Par exemple, les éditeurs. Ces braves professionnels de la fabrication et de la vente de livres considèrent qu'ils doivent rémunérer professionnellement tout le monde dans a chaîne du livre, depuis le metteur en page, les correcteurs, les attachées de presse, le coursier, le personnel d'accueil au téléphone, le distributeur, ses représentants. Tout le monde... sauf l'auteur, qui ne touchera pas de rémunération en fonction de son travail mais suivant le succès du livre (qu'il ne vend pas, je le rappelle). Vendre des livres, c'est pourtant le travail de l'éditeur et du libraire, pas celui de l'auteur. L'auteur vend des textes à des éditeurs qui les transformeront en livres, notamment, mais aussi en version radiophonique ou théâtrale, par exemple, ou encore en livre numérique, en feuilleton dans la presse, etc. C'est du moins ce qui est convenu dans le contrat d'édition classique, de plus en plus raboté par les auteurs - qui signalent, à juste titre, que les éditeurs se contentent de faire des livres et rien de plus - et étendu par les éditeurs - qui se plaignent de ne plus gagner leur vie, sans noter au passage que les auteurs, eux, ne la gagnent plus depuis longtemps.

 

Mais bon nombre d'organisateurs de salons du livre et de colloques littéraires, eux aussi (alors que leur métier consiste justement à créer des événements autour des auteurs et des livres, qui sont leurs deux matières premières) considèrent qu'il n'est pas nécessaire de payer un auteur pour venir signer ou donner une conférence. Aux yeux de ces drôles d'organisateurs culturels, les auteurs sont toujours en tournée promotionnelle. Même si les écrivains sont de bonne volonté pour défendre les livres qu'on édite sur base de leurs textes, ils ne sont pas taillables et corvéables à merci. Ils ne sont pas payés pour écrire, pas payés pour promouvoir leur livre, ils ne sont pas payés pour...

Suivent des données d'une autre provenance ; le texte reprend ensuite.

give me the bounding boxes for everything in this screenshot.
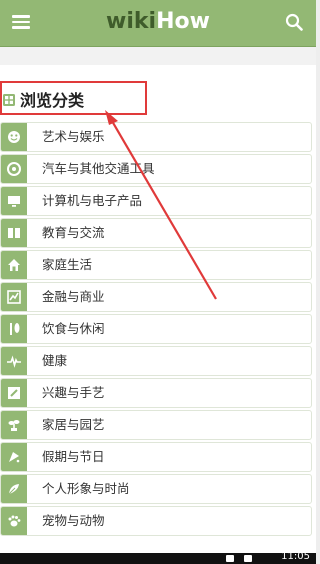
- annotation-arrow: [105, 110, 217, 300]
- wifi-icon: [226, 555, 234, 562]
- status-time: 11:05: [281, 551, 310, 562]
- battery-icon: [244, 555, 252, 562]
- status-bar: 11:05: [0, 551, 316, 564]
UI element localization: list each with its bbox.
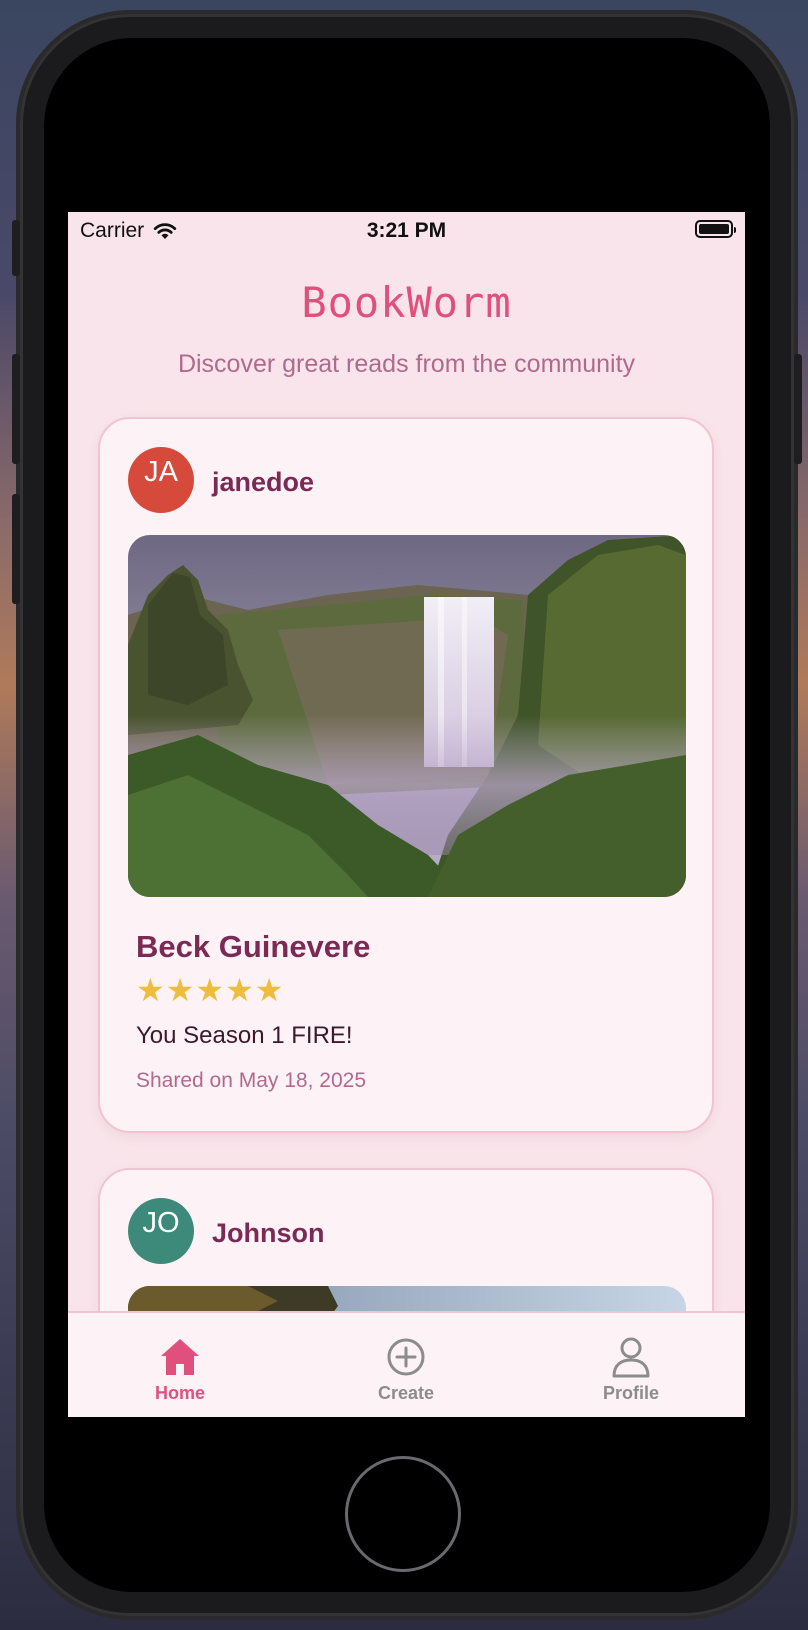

Ils ne sont pas payés, voilà tout.

 

Et, pourtant, à mes yeux, un écrivain est bien quelqu'un qui vit de son écriture. Le défi est de taille et j'admire d'autant plus tous ceux et celles qui osent le relever.

 

Vivre de son écriture, cela implique de faire de l'écriture le centre de sa vie. Cela implique de trouver une solution inédite au problème de la rentrée des sous. Chacun invente sa formule : on peut être rentier et avoir tout le temps du monde devant soi, simplement un peu fortuné et dilapider petit à petit son avoir, ou, plus communément, fauché et bosser comme un chameau pour s'en sortir, en combinant, comme un bon cancérologue, tous les moyens à disposition pour atteindre son objectif.

 

C'est cette voie que j'ai choisie. Je l'assume.

 

Être écrivain, à mes yeux, c'est être chef de sa propre entreprise d'écriture. La maîtriser de bout en bout.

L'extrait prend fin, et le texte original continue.